More in this 2018 post on Booleans, Numbers, and Strings. And in this 2017 must-read on DateTime conversions/calculations.

As a precursor to a longer series of Velocity posts, let's look at data types in the scripting environment vs. in the Marketo database.

The rule (singular) is simple: in my tests every lead field is exported as a string into Velocity, regardless of whether it's a Boolean, Date, DateTime, Integer, Score, or String type within Field Management and the individual Lead UI.

#### Example #1: Dates

The frustration expressed by users DL and LM in this Community thread is understandable. They expect a Marketo Date field to already be a Velocity Date (or a Java Date) object but instead it's a String in date-y format like "2016-08-17".

Luckily, you can make a true Date from the date-y String using the Velocity ConversionTool, which Marketo includes as the default $convert: #set($myRealDate = $convert.parseDate($lead.myDateyString,'yyyy-MM-dd') )


Yet this example is deliberately naive, since by using a date-y string instead of datetime-y string I am sidestepping the often huge timezone problems that occur in Marketo's Velocity implementation. You can see me peppering the Community with examples of this, but I don't have a dedicated blog post yet. and (as of late 2017) there's a dedicated post on DateTimes here.

#### Example #2: Booleans

Related confusion is illustrated in this Marketo article (which I've been using as a bit of a punching bag lately!) where there's a so-called “Boolean” comparison like this:

#if( $lead.myBooleyString == "1" )  Here, the custom lead field myBooleyString is a firmly a Boolean in Field Management, displayed as a checkbox in the Marketo UI and as a checkbox (by default) on Marketo Forms. But in Marketo's Velocity implementation a Boolean becomes a string with two possible values: the string "1" and the empty string ""! Now, if that's not surprising to any level of developer, I don't know what is. I assume the Boolean gets exported that way by accident. The problem is that both "1" and empty "" are truthy in Velocity: #set($booleyT = "1" )
#set( $booleyF = "" ) #if($booleyT )
booleyT is true
#else
booleyT is false
#end
#if( $booleyF ) booleyF is true #else booleyF is false #end  This code will output:  booleyT is true booleyF is true  While the string "0" is also truthy, I think it's way more confusing to export the empty string than it would be to export "0". Of course Marketo absolutely can't change this now or they would break thousands of correctly written scripts. At the same time I wonder how many people's current scripts are actually broken because of screwed-up comparisons. #### Example #3: Scores and Integers With Marketo's numeric field types, playing very dumb about strings actually turns out okay. This comparison happens to work as expected: #if($lead.myScoreyString >= 100 )


It works because when you have a String (object) on one side and an int (primitive value) on the other, they are compared numerically as you want. (Weirdly, this isn't explicitly mentioned in the Velocity documentation; it's the way most type-juggling works, like in JS or PHP, and the way Java itself works, but Velocity in theory should not require knowledge of/trust in Java's rules.)

In contrast, if you were to get “smart” and try something like this without thinking it through:

#if( $lead.myScoreyString >= "100" )  Now you're in a world of hurt. Even though Velocity will let you match $lead.myScoreyString == "100" (which wouldn't work in Java — again, with differences like these it's frustrating that the Velo docs are so sparse, as if anything missing just works like Java) now it's comparing them as strings. Say someone's Lead Score is 80: "80" >= "100" is true! (Because alphabetically "8" comes after "1"!) So either let the automatic numeric comparison do its job, or manually convert both sides to numbers.
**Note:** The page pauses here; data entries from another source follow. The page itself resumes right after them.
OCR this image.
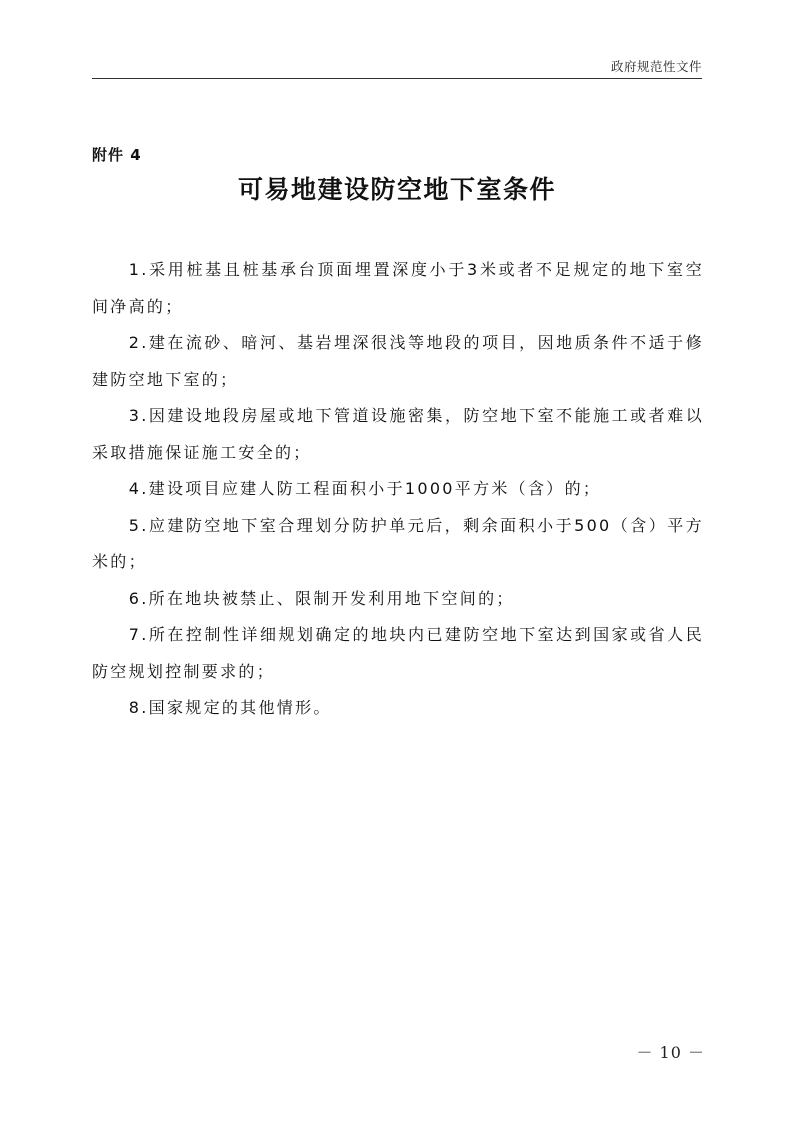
政府规范性文件
附件 4
可易地建设防空地下室条件

1.采用桩基且桩基承台顶面埋置深度小于3米或者不足规定的地下室空间净高的；

2.建在流砂、暗河、基岩埋深很浅等地段的项目，因地质条件不适于修建防空地下室的；

3.因建设地段房屋或地下管道设施密集，防空地下室不能施工或者难以采取措施保证施工安全的；

4.建设项目应建人防工程面积小于1000平方米（含）的；

5.应建防空地下室合理划分防护单元后，剩余面积小于500（含）平方米的；

6.所在地块被禁止、限制开发利用地下空间的；

7.所在控制性详细规划确定的地块内已建防空地下室达到国家或省人民防空规划控制要求的；

8.国家规定的其他情形。

－ 10 －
To be clear, Velocity has complete support for typed Java objects, so Marketo made the deliberate choice to cast everything as a string first. Even if fields kept their original types, Velocity can do cross-type comparisons (==) with their own set of rules, with the benefit that you would have to do far fewer conversions with $convert. Can't say why Marketo chooses to do what they do, just don't hold it against Velocity! #### Overall thoughts In all, everything's-a-string isn't so bad if you're aware of it. If you want to display a numeric field as currency, for example, it's just as well that it be a string to start with. If you want to see if a field is empty you can use $var.isEmpty() instead of having to switch between different “emptiness” checks based on type.

I'll post a follow-up on datatypes of Custom Object properties. Not sure if the rule holds there as well.

And if anyone has found any exceptions for lead fields, I'm all ears.

#### Edited 2016-08-18: Added Scores section

Added a breakdown of how things can go wrong with numeric field types.